Could Korean warfighting command stay in Seoul?
SEOUL — The U.S. and South Korea are discussing whether to leave the joint Combined Forces Command in Seoul after American forces relocate to Pyeongtaek, according to top defense officials from both countries.
U.S. Forces Korea commander Gen. Curtis Scaparrotti — who also heads the CFC — said Sunday (July 27) the matter was “under consideration.”
“Simply, my intention is to come out with what is the best posture for the security of the country,” he said according to a USFK transcript of comments he made after a news conference following a ceremony marking the 61st anniversary of the armistice ending the Korean War.
South Korean Defense Minister Han Min-koo told Korean reporters during a luncheon Tuesday that although the long-planned relocation of U.S. troops to regional hubs south of Seoul will take place as scheduled, no decisions have been made regarding whether to make an exception for the joint warfighting command.
“The two sides are to have discussions over where to locate it and how to deal with relevant issues,” he said, according to Yonhap News. “Under the changing circumstances of the delay in our retaking of wartime command from the U.S., we are reviewing diverse ways on how to strengthen our joint defense system.”
The command, established in 1978, has a South Korean general as deputy commander. The top U.S. commander would now lead both U.S. and South Korean forces if war broke out on the peninsula, a responsibility that would fall to the top South Korean commander after the transfer of wartime operational control takes place. That OPCON transfer is scheduled for December 2015, but provocations by North Korea have prompted the South to push for a delay. A decision is expected later this year.

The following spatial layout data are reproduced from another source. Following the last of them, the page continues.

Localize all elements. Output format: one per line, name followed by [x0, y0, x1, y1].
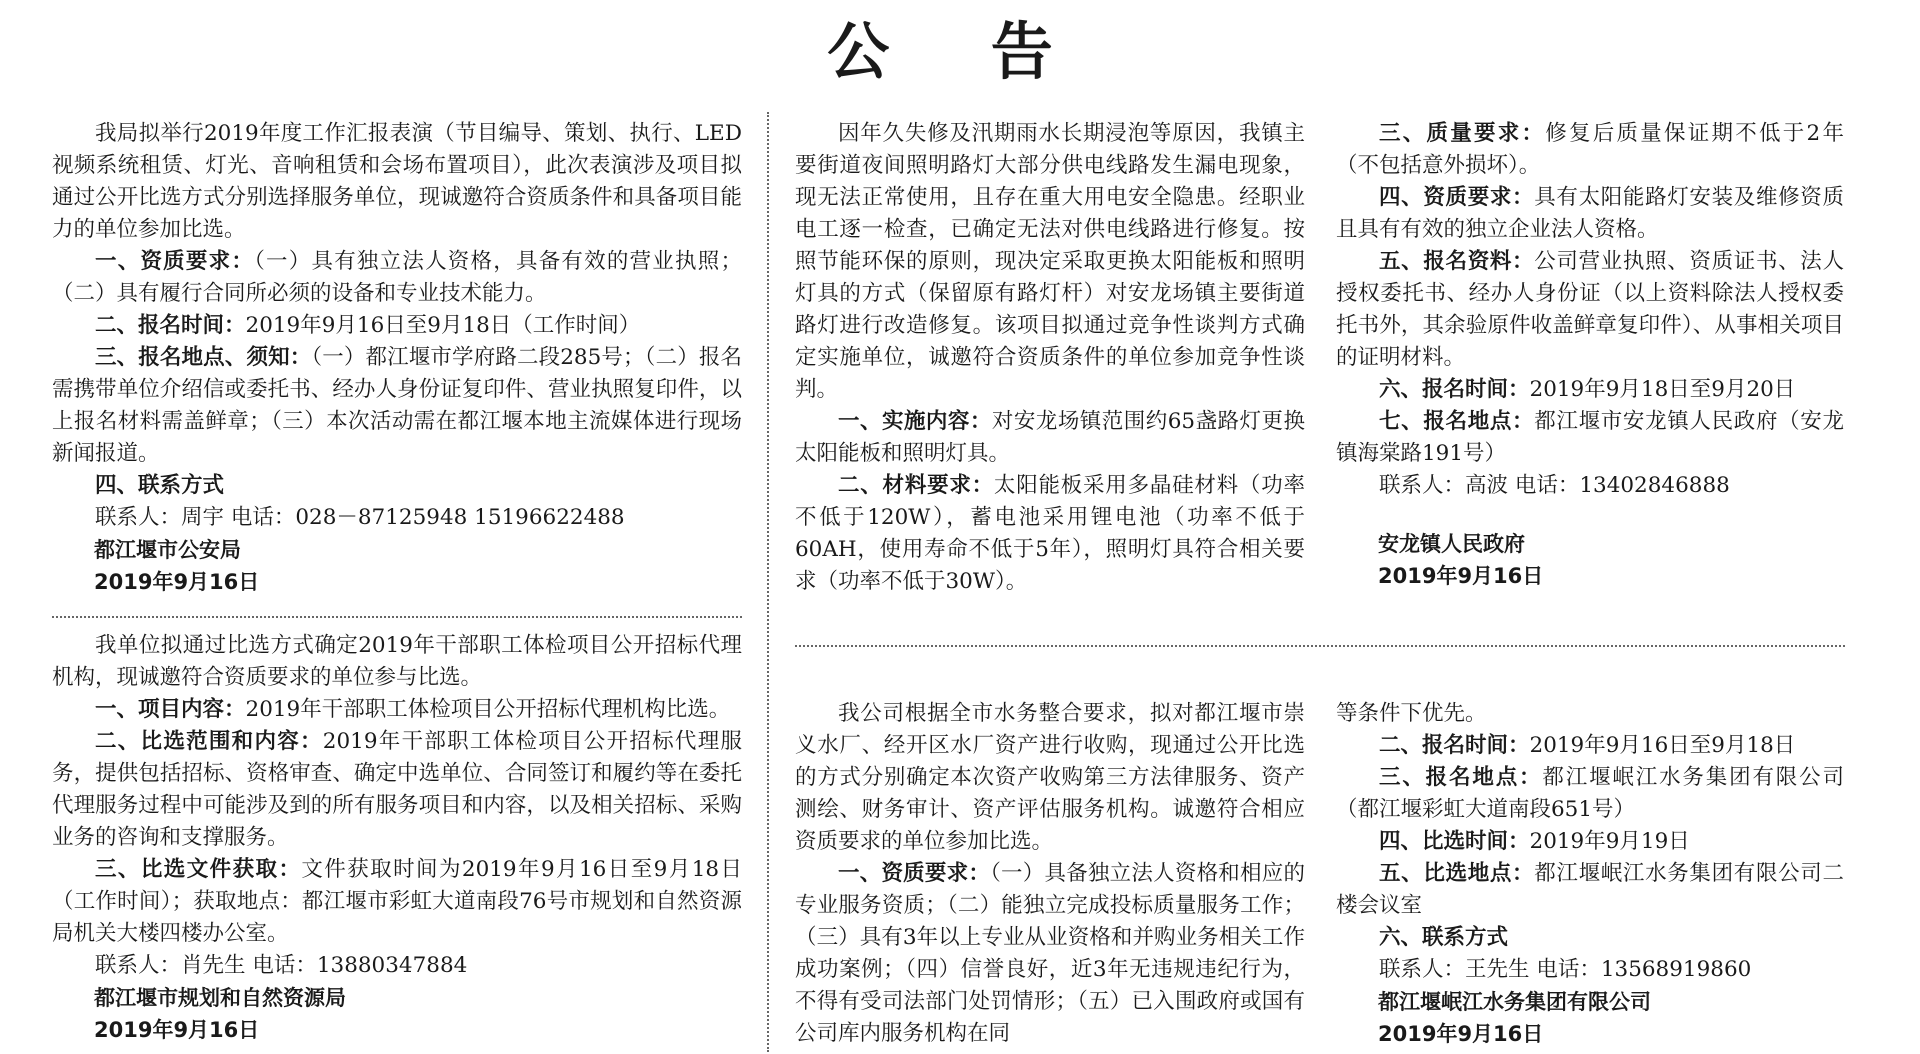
notice-water-group-part2 [1336, 698, 1844, 1050]
notice-section [52, 854, 742, 950]
issue-date: 2019年9月16日 [1378, 1022, 1544, 1046]
issuer-name: 都江堰市公安局 [94, 538, 241, 562]
notice-water-group-part1 [795, 698, 1305, 1050]
notice-section [1336, 182, 1844, 246]
section-heading: 六、报名时间： [1379, 377, 1530, 402]
section-heading: 六、联系方式 [1379, 925, 1509, 950]
notice-section [1336, 730, 1844, 762]
notice-intro: 因年久失修及汛期雨水长期浸泡等原因，我镇主要街道夜间照明路灯大部分供电线路发生漏电现象，现无法正常使用，且存在重大用电安全隐患。经职业电工逐一检查，已确定无法对供电线路进行修复。按照节能环保的原则，现决定采取更换太阳能板和照明灯具的方式（保留原有路灯杆）对安龙场镇主要街道路灯进行改造修复。该项目拟通过竞争性谈判方式确定实施单位，诚邀符合资质条件的单位参加竞争性谈判。 [795, 121, 1305, 402]
notice-section [52, 470, 742, 502]
notice-section [52, 342, 742, 470]
section-text: 2019年9月19日 [1529, 829, 1690, 854]
notice-section [1336, 826, 1844, 858]
issuer-name: 都江堰岷江水务集团有限公司 [1378, 990, 1651, 1014]
issuer-name: 安龙镇人民政府 [1378, 532, 1525, 556]
section-text: 2019年9月16日至9月18日 [1529, 733, 1796, 758]
section-heading: 一、实施内容： [838, 409, 992, 434]
section-divider-right [795, 645, 1845, 647]
notice-section [1336, 374, 1844, 406]
section-text: （一）都江堰市学府路二段285号；（二）报名需携带单位介绍信或委托书、经办人身份证复印件、营业执照复印件，以上报名材料需盖鲜章；（三）本次活动需在都江堰本地主流媒体进行现场新闻报道。 [52, 345, 742, 466]
notice-section [1336, 246, 1844, 374]
section-text: 文件获取时间为2019年9月16日至9月18日（工作时间）；获取地点：都江堰市彩虹大道南段76号市规划和自然资源局机关大楼四楼办公室。 [52, 857, 742, 946]
notice-section [52, 246, 742, 310]
section-text: 具有太阳能路灯安装及维修资质且具有有效的独立企业法人资格。 [1336, 185, 1844, 242]
section-text: 2019年9月18日至9月20日 [1529, 377, 1796, 402]
notice-section [52, 694, 742, 726]
issuer-name: 都江堰市规划和自然资源局 [94, 986, 346, 1010]
section-divider-left [52, 616, 742, 618]
section-heading: 一、资质要求： [838, 861, 991, 886]
section-text: 2019年9月16日至9月18日（工作时间） [245, 313, 641, 338]
section-heading: 三、报名地点、须知： [95, 345, 312, 370]
notice-section [1336, 858, 1844, 922]
notice-section [52, 726, 742, 854]
section-heading: 四、比选时间： [1379, 829, 1530, 854]
section-heading: 三、比选文件获取： [95, 857, 302, 882]
contact-line: 联系人：肖先生 电话：13880347884 [95, 953, 468, 978]
contact-line: 联系人：王先生 电话：13568919860 [1379, 957, 1752, 982]
notice-section [795, 470, 1305, 598]
notice-section [795, 406, 1305, 470]
notice-streetlight-part2 [1336, 118, 1844, 592]
column-divider [767, 112, 769, 1052]
section-text: （一）具备独立法人资格和相应的专业服务资质；（二）能独立完成投标质量服务工作；（三）具有3年以上专业从业资格和并购业务相关工作成功案例；（四）信誉良好，近3年无违规违纪行为，不得有受司法部门处罚情形；（五）已入围政府或国有公司库内服务机构在同 [795, 861, 1305, 1046]
section-text: （一）具有独立法人资格，具备有效的营业执照；（二）具有履行合同所必须的设备和专业技术能力。 [52, 249, 742, 306]
continued-text: 等条件下优先。 [1336, 701, 1487, 726]
contact-line: 联系人：高波 电话：13402846888 [1379, 473, 1730, 498]
section-heading: 四、资质要求： [1379, 185, 1535, 210]
section-heading: 一、资质要求： [95, 249, 255, 274]
notice-planning-bureau [52, 630, 742, 1046]
section-text: 2019年干部职工体检项目公开招标代理机构比选。 [245, 697, 731, 722]
section-heading: 一、项目内容： [95, 697, 246, 722]
section-text: 都江堰岷江水务集团有限公司（都江堰彩虹大道南段651号） [1336, 765, 1844, 822]
notice-intro: 我局拟举行2019年度工作汇报表演（节目编导、策划、执行、LED视频系统租赁、灯光、音响租赁和会场布置项目），此次表演涉及项目拟通过公开比选方式分别选择服务单位，现诚邀符合资质条件和具备项目能力的单位参加比选。 [52, 121, 742, 242]
section-text: 对安龙场镇范围约65盏路灯更换太阳能板和照明灯具。 [795, 409, 1305, 466]
section-heading: 五、比选地点： [1379, 861, 1535, 886]
notice-section [52, 310, 742, 342]
notice-intro: 我公司根据全市水务整合要求，拟对都江堰市崇义水厂、经开区水厂资产进行收购，现通过公开比选的方式分别确定本次资产收购第三方法律服务、资产测绘、财务审计、资产评估服务机构。诚邀符合相应资质要求的单位参加比选。 [795, 701, 1305, 854]
section-text: 公司营业执照、资质证书、法人授权委托书、经办人身份证（以上资料除法人授权委托书外，其余验原件收盖鲜章复印件）、从事相关项目的证明材料。 [1336, 249, 1844, 370]
section-heading: 五、报名资料： [1379, 249, 1535, 274]
notice-police-bureau [52, 118, 742, 598]
section-heading: 二、报名时间： [95, 313, 246, 338]
section-text: 都江堰岷江水务集团有限公司二楼会议室 [1336, 861, 1844, 918]
page-title: 公 告 [827, 15, 1093, 88]
notice-intro: 我单位拟通过比选方式确定2019年干部职工体检项目公开招标代理机构，现诚邀符合资质要求的单位参与比选。 [52, 633, 742, 690]
contact-line: 联系人：周宇 电话：028－87125948 15196622488 [95, 505, 625, 530]
notice-section [1336, 118, 1844, 182]
section-heading: 二、报名时间： [1379, 733, 1530, 758]
section-heading: 七、报名地点： [1379, 409, 1535, 434]
section-text: 2019年干部职工体检项目公开招标代理服务，提供包括招标、资格审查、确定中选单位、合同签订和履约等在委托代理服务过程中可能涉及到的所有服务项目和内容，以及相关招标、采购业务的咨询和支撑服务。 [52, 729, 742, 850]
notice-section [1336, 406, 1844, 470]
notice-streetlight-part1 [795, 118, 1305, 598]
section-heading: 二、材料要求： [838, 473, 994, 498]
section-text: 太阳能板采用多晶硅材料（功率不低于120W），蓄电池采用锂电池（功率不低于60AH，使用寿命不低于5年），照明灯具符合相关要求（功率不低于30W）。 [795, 473, 1305, 594]
section-text: 都江堰市安龙镇人民政府（安龙镇海棠路191号） [1336, 409, 1844, 466]
section-heading: 三、报名地点： [1379, 765, 1543, 790]
section-heading: 二、比选范围和内容： [95, 729, 323, 754]
issue-date: 2019年9月16日 [94, 570, 260, 594]
notice-section [1336, 762, 1844, 826]
section-heading: 三、质量要求： [1379, 121, 1546, 146]
notice-section [1336, 922, 1844, 954]
section-text: 修复后质量保证期不低于2年（不包括意外损坏）。 [1336, 121, 1844, 178]
issue-date: 2019年9月16日 [1378, 564, 1544, 588]
notice-section [795, 858, 1305, 1050]
issue-date: 2019年9月16日 [94, 1018, 260, 1042]
section-heading: 四、联系方式 [95, 473, 225, 498]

Scaparrotti said that as the two countries work through negotiations on the OPCON transition, “our governments are working on what is the best posture for all of our command and control here in the (South Korea)-U.S. alliance.”
Officials have previously said that after OPCON transfer, the CFC would dissolve and be replaced by separate U.S. and South Korean commands. But what will happen to CFC in the meantime, particularly if the transfer is delayed, remains unclear.
The possibility of keeping the CFC in Seoul has raised concerns in South Korea that the overall USFK relocation plan could be delayed, something that South Korean officials have denied.
Neither USFK nor South Korea’s Ministry of National Defense would specify what leaving the CFC in Seoul would entail in terms of staffing. Nor would they comment specifically on the possibility of creating a combined U.S.-South Korean division that would be stationed near the Demilitarized Zone after most U.S. forces move south — an issue Scaparrotti last fall called a “strong possibility” that would “be a strong additive to our alliance.”
USFK issued a statement this week that said, “currently, the Combined Division plan has no impact on the relocation of the 2nd Infantry Division south of Seoul.”
MND spokesman Kim Min-seok said during a press briefing this week that the U.S. will not maintain military bases north of Seoul, but discussions are under way about “how to best maintain our joint combat readiness.”
The bulk of U.S. forces in and north of Seoul are scheduled to move to hubs in Pyeongtaek and Daegu within a few years. Camp Humphreys is being expanded to become the U.S. military’s flagship installation. The Army says the massive project is on track to be completed in 2016-17 after years of delays.